Other changes, like changing Row to be a HashMap rather than a List, didn't seem to help at all (or even hurt slightly). It has been conceptually a map for some time now, but apparently those linear searches were not particularly more expensive than the many calls to hashCode you get with the map. I guess the fact that we don't expect more than a few dozen columns in a table is responsible.

So what is next when I look at this again? For the lexer, I may have run out of obvious ideas (given that it has duties like tracking the line and column numbers of every token, and I don't see giving up that feature, which provides good error messages). For the parser, there is a lot of expression handling machinery that is involved in parsing the "3" in "insert into foo(a) values(3)". Unless I think of a better way, having the top-level expression parser look for a literal followed by something like "," or ")", and going into a fast-path special case might be worth it. I know that looks like a kluged-up wannabe bottom up parser, but I've been happy enough with recursive descent in other ways, that I have trouble seeing switching back to a parser generator. As for the execution (building up rows, modifying the tables, etc), I'd have to look at the profile more. Although I've seen some hot spots, fixed them (and perhaps created others), I don't have as much of an intuitive feel for what is slow here as I do for the lexing and parsing.


Brian said...

It so happens that I was also doing some profiling recently. I also started with JIP and I believe what you're seeing is an artifact of profiling. JIP instruments the start and end of each method, so there is artificial overhead to each method call that makes inlining seem more effective than it really is. I've found it's important to take anything you see in the profiler with a grain of salt and to verify any optimizations with a benchmark that runs with profiling turned off.

I had much better luck with the NetBeans profiler; it calibrates itself for method call overhead on your machine, and it instruments JDK method calls, which might be where the time is taken up. Figuring out how to set up a NetBeans project and switching IDE's whenever you want to profile is kind of annoying, but the results are more accurate.
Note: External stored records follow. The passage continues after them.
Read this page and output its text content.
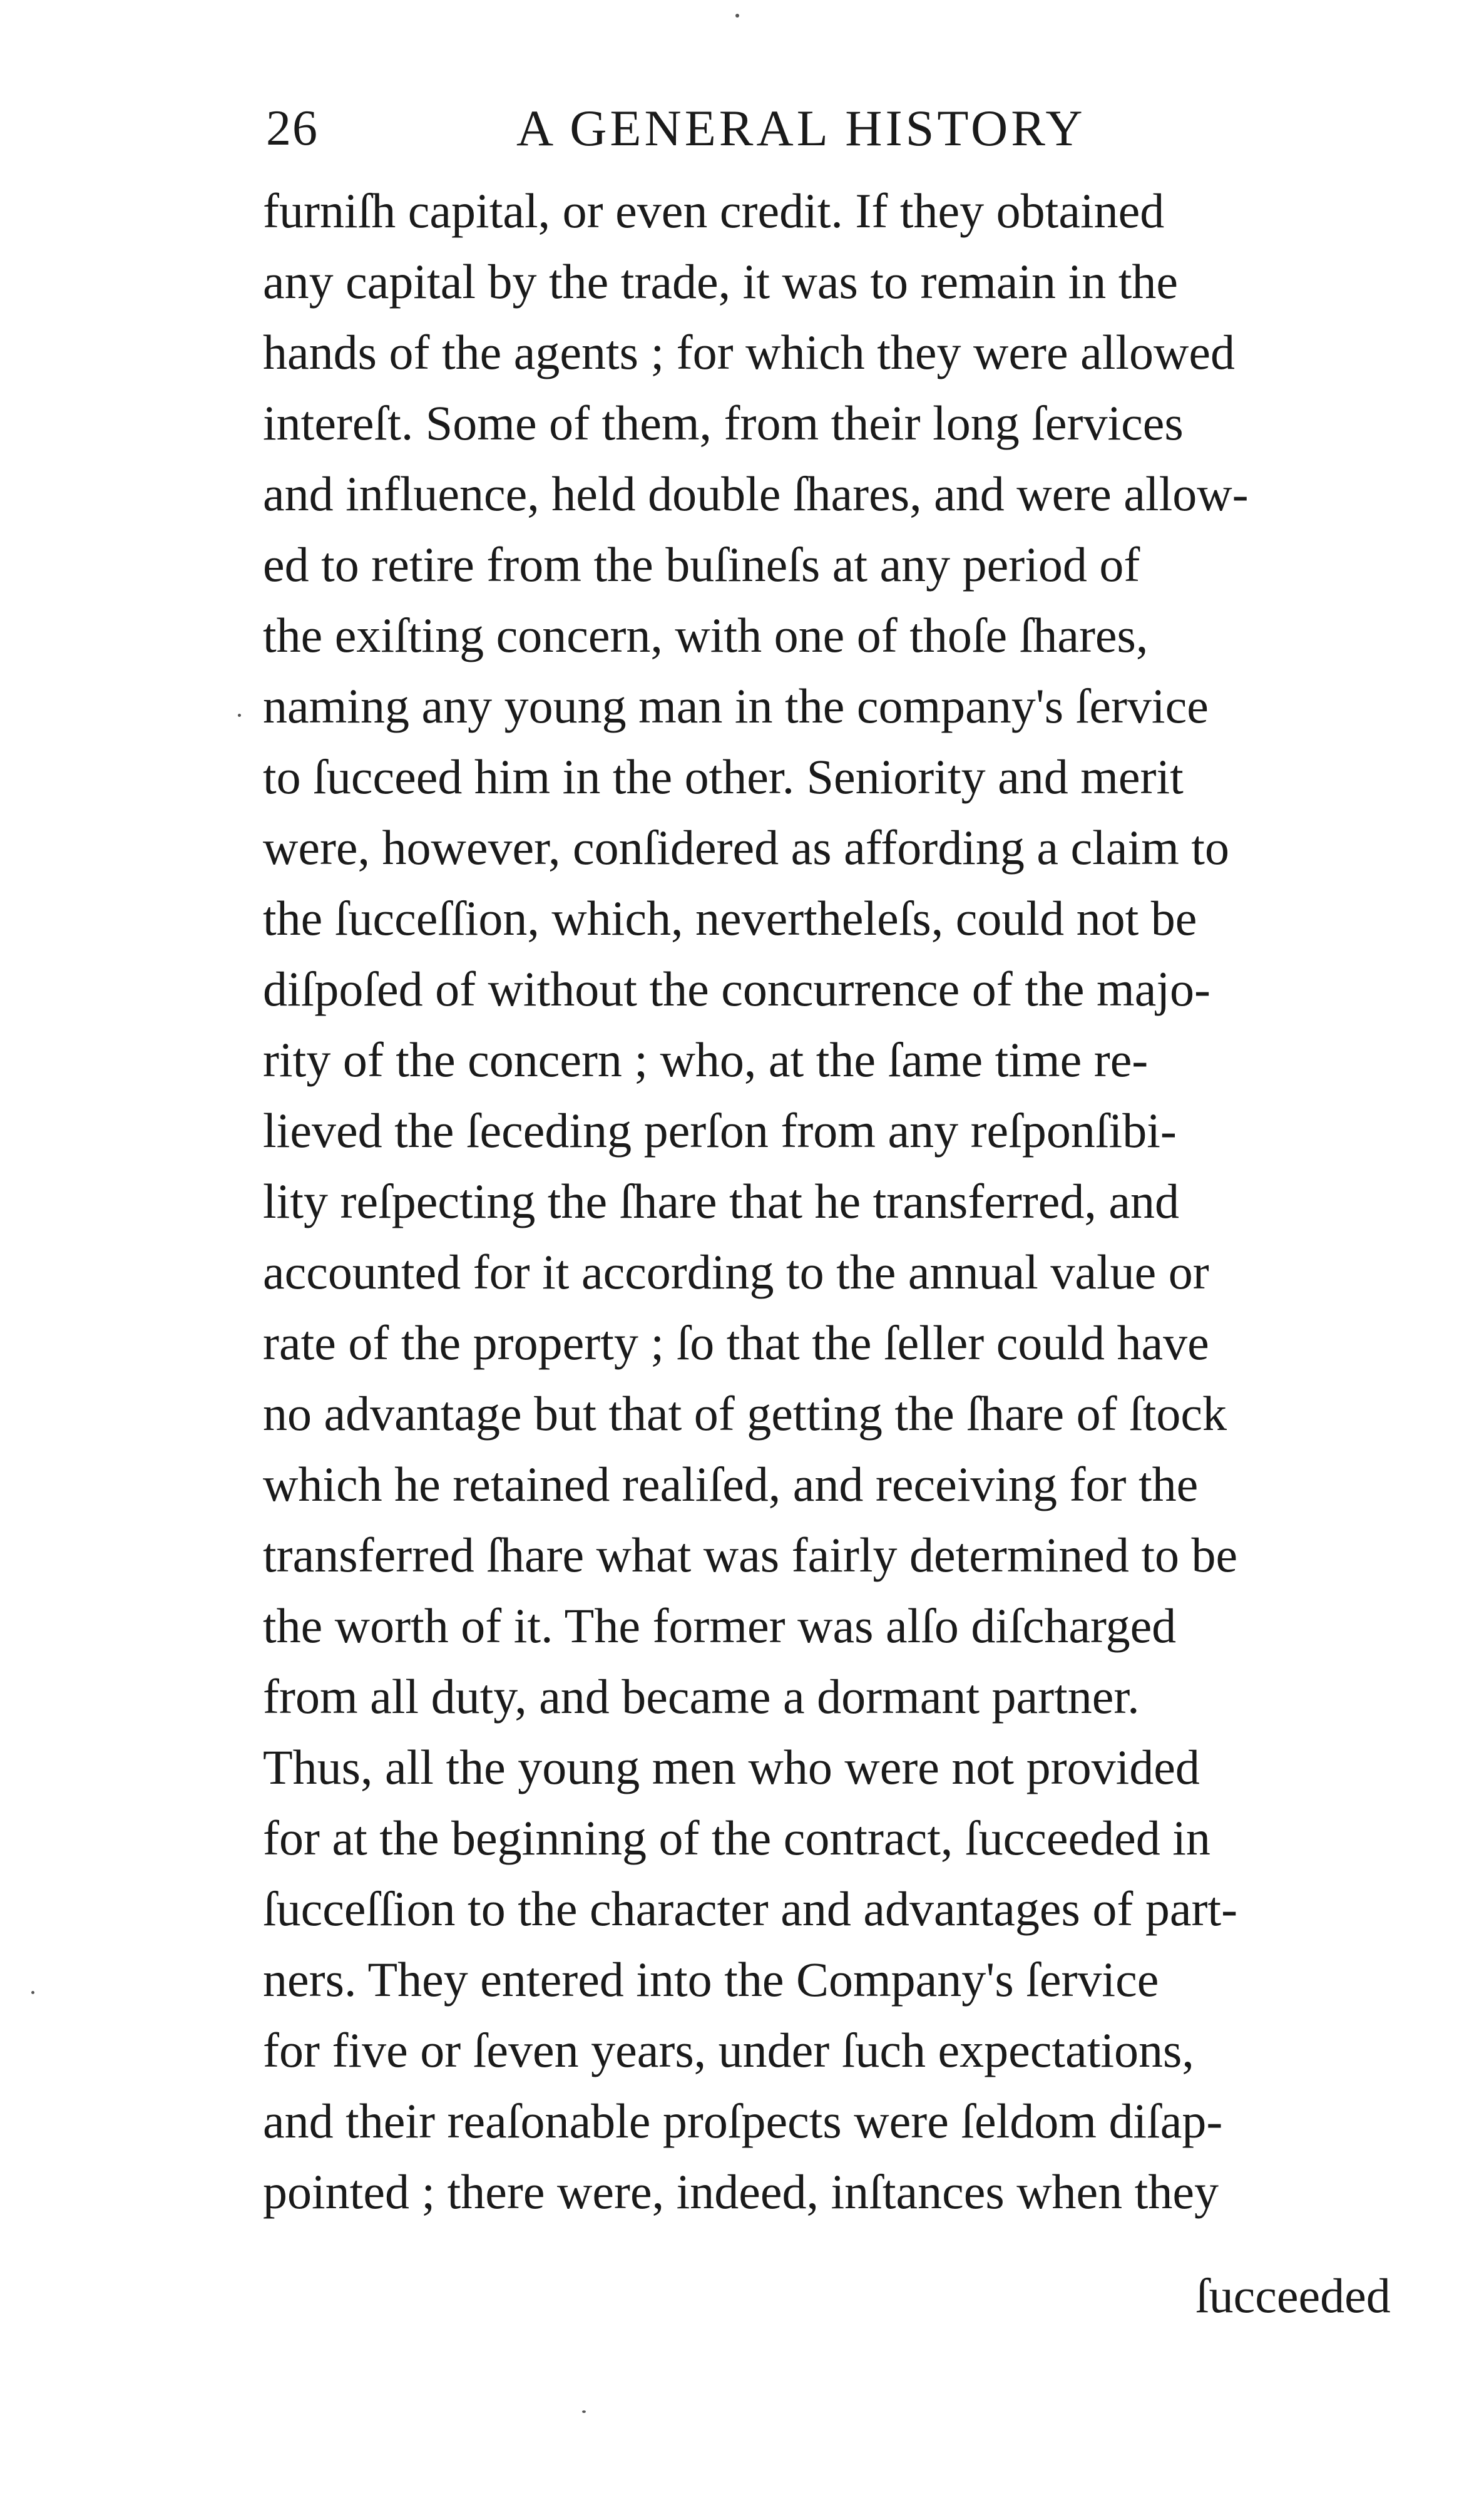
26	A GENERAL HISTORY
furniſh capital, or even credit. If they obtained
any capital by the trade, it was to remain in the
hands of the agents ; for which they were allowed
intereſt. Some of them, from their long ſervices
and influence, held double ſhares, and were allow-
ed to retire from the buſineſs at any period of
the exiſting concern, with one of thoſe ſhares,
naming any young man in the company's ſervice
to ſucceed him in the other. Seniority and merit
were, however, conſidered as affording a claim to
the ſucceſſion, which, neverthelеſs, could not be
diſpoſed of without the concurrence of the majo-
rity of the concern ; who, at the ſame time re-
lieved the ſeceding perſon from any reſponſibi-
lity reſpecting the ſhare that he transferred, and
accounted for it according to the annual value or
rate of the property ; ſo that the ſeller could have
no advantage but that of getting the ſhare of ſtock
which he retained realiſed, and receiving for the
transferred ſhare what was fairly determined to be
the worth of it. The former was alſo diſcharged
from all duty, and became a dormant partner.
Thus, all the young men who were not provided
for at the beginning of the contract, ſucceeded in
ſucceſſion to the character and advantages of part-
ners. They entered into the Company's ſervice
for five or ſeven years, under ſuch expectations,
and their reaſonable proſpects were ſeldom diſap-
pointed ; there were, indeed, inſtances when they
ſucceeded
Also, I'd recommend looking into reading a large block of characters into a CharBuffer and iterating over the underlying array with C-style code; I ended up with a really fast scanner that way.

Jim Kingdon said...

I'm glad you mentioned a per-method-call overhead to JIP, as I should have thought of that (but didn't). I did do some verifying based on total run times (I think with profiling turned off, but this was two months ago), but probably not as much as if I had been aware of this.

Next time I take this up, I'll need to revisit some of the other questions accordingly (such as whether lexing time was really dominated by building up token objects, or whether the bottleneck was reading characters after all).